Doce Notas

Dido y Aeneas, amor embrujado

opinion  Dido y Aeneas, amor embrujado

© Javier del Real

Considerada la cumbre del barroco inglés, la reinterpretación de Sasha Waltz de esta gran ópera de Henry Purcell deja entrever signos afrancesados. Entre danzas como el minueto, la zarabanda o la gavota, se cuela el imperativo más reconocible del estilo francés: ¡sorpréndeme!

La obra, estrenada en el año 2005, comienza con una imagen que ya se ha convertido en icónica; la de los bailarines dentro de una enorme pecera flotante en la que simulan ser medusas, tritones, nereidas y todo tipo de personajes fantásticos que rinden tributo al viaje por el Mediterráneo de Eneas y al descubrimiento de la ciudad hundida de Cartago.

El agua está presente en toda la representación y es una de las culpables de las poderosas imágenes que recrea una escenografía sumisa a la trama: el mal sale de las entrañas del escenario, con manos y voces que proceden del inframundo, y los bailarines flotan en el aire colgados de trapecios que parecen enormes péndulos.

Todos estos elementos escénicos serían superficiales si no estuviesen cuidadosamente relacionados en una propuesta que presenta una tranquila comunicación de las artes: no se notan las rupturas en un género que ha venido a llamarse «ópera coreografiada» pero que, sin embargo, tiene la misma dosis de música y teatro que de ópera y danza. La propuesta de Sasha Waltz bien podría ser la consumación de la idea de «obra de arte total» wagneriana si no fuese porque el propio Wagner descuidaba de forma escandalosa a la danza.

Pero si hay algo que caracteriza a este conjunto es la dislocación de la mirada, una ruptura permanente de elementos de enorme complejidad que no sólo se intercambian cordialmente, sino que se unifican al servicio de una misma idea: la expresión de los sentimientos. Si bien el lenguaje escénico de Waltz es el resultado de influencias muy dispares (como el impresionismo de Mary Wigman o la postmodernidad de Trisha Brown), la influencia de Pina Bausch es clara en ese periodo de su carrera en la que los distintos elementos se ponen al servicio de una trama protagonizada por los sentimientos. Para ambas coreógrafas, la expresión de los afectos busca traducir lo intangible (aquello que se siente) a un marco espacial concreto (el escénico) o, dicho de otro modo, pretende otorgarle una dimensión espacial a lo afectivo. Con esta presentación se discute el carácter inmaterial de lo sentido, que se pone al servicio de un escueto texto que se rellena con el movimiento entendido en un sentido amplio.

Así, la trama literaria se cuenta a través de cada uno de los cantantes que aparece desdoblado en uno o varios bailarines, de manera que puede captarse la amplitud y complejidad de las emociones que padecen. Una trama que avanza con el habitual estilo de las lógicas escénicas contemporáneas: el comienzo antes de la representación, la aparición del coro en diversos lados del teatro, o el primer violín caminando por el escenario ofrecen una mirada plural que, sin embargo, permite ver la unidad a golpe de vista.

En este juego salen ganando los intérpretes que mejores dotes presentan para transitar los diferentes géneros, como el bailarín y bajo-barítono Yannis François, formado en el Béjart Ballet de Lausana y con claras dotes para la interpretación teatral, que encarna a una de las brujas en una representación en la que la maldad es solo masculina. También brilla la actuación de la mezzosoprano Marie-Claude Chappuis en el personaje de Dido, capaz de fundirse en la heterogeneidad de un cuerpo de baile que abarca diferentes edades, formas físicas y hasta estilos.
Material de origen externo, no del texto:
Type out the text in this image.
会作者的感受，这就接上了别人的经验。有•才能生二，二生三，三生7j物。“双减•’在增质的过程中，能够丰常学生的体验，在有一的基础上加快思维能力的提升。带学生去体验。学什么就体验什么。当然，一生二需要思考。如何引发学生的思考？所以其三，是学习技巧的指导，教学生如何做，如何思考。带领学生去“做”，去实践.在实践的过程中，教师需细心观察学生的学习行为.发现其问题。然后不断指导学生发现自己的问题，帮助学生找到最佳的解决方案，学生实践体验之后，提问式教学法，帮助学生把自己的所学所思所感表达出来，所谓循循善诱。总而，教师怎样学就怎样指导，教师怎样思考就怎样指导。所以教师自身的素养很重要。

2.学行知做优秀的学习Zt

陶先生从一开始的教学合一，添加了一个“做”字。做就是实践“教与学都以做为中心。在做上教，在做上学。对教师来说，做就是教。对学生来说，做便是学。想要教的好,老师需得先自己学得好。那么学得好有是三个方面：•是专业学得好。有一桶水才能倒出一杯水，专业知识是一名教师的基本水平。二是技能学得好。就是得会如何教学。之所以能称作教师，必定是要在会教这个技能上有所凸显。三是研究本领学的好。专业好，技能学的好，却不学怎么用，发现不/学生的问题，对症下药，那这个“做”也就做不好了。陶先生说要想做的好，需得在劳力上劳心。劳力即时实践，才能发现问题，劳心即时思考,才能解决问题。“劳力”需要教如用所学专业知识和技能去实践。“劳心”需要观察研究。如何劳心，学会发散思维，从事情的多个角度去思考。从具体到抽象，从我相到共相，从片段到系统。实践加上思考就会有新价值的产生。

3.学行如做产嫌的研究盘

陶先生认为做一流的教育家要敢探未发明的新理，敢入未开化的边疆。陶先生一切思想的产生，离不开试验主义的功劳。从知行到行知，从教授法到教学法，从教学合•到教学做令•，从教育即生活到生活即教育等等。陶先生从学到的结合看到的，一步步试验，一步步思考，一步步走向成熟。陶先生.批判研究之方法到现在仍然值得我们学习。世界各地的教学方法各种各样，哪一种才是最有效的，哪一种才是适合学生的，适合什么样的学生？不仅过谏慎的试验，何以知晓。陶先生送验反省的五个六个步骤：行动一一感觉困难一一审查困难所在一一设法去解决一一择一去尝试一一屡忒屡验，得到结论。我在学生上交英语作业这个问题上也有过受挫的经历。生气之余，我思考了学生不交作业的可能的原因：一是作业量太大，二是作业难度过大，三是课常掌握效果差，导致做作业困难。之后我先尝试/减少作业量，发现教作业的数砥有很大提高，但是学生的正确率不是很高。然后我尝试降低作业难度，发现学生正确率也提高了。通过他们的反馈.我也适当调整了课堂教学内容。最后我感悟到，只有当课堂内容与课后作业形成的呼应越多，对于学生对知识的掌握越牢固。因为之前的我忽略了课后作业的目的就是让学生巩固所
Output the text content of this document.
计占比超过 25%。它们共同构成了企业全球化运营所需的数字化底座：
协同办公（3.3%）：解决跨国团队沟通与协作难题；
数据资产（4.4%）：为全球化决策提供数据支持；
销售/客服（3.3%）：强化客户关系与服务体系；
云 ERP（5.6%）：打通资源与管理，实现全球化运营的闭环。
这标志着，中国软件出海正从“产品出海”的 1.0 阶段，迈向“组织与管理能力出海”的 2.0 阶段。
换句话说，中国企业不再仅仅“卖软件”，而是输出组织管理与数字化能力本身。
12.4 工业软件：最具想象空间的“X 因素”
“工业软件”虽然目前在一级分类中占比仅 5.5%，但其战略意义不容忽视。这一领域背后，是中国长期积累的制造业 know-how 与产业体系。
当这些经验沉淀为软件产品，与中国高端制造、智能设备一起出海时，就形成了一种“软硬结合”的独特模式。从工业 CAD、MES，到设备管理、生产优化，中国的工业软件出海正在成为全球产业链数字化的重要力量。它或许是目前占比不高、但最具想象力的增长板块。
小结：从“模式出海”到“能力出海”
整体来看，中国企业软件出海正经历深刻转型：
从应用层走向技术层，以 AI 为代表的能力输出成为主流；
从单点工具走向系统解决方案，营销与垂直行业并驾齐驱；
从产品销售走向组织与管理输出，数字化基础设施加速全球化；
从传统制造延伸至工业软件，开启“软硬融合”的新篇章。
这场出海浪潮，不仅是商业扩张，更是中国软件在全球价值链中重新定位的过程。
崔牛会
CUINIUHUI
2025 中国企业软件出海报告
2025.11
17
La calidad interpretativa de este complejo aparato escénico fluye al son de la excelente interpretación musical. A pesar de que la partitura de Purcell huye de las extravagancias del barroco francés e italiano, la orquesta es capaz de transmitir un realismo extremo incluso al reproducir una tormenta, cumpliendo así con el adorno barroco sin caer en excesivos aspavientos.

Este conjunto de elementos contemporáneos tienden un puente natural con el barroco, permitiendo saborear el estilo escénico de nuestros antepasados en una reinterpretación en la que Waltz se permite explorar todas las posibilidades: desde el enredo en la forma coreográfica de los ritmos musicales, hasta la parodia de las poses (como la burla a la reverencias o al supuesto hieratismo del torso), su propuesta nos invita a ver a Purcell hoy consciente de que el pasado solo puede leerse desde el presente.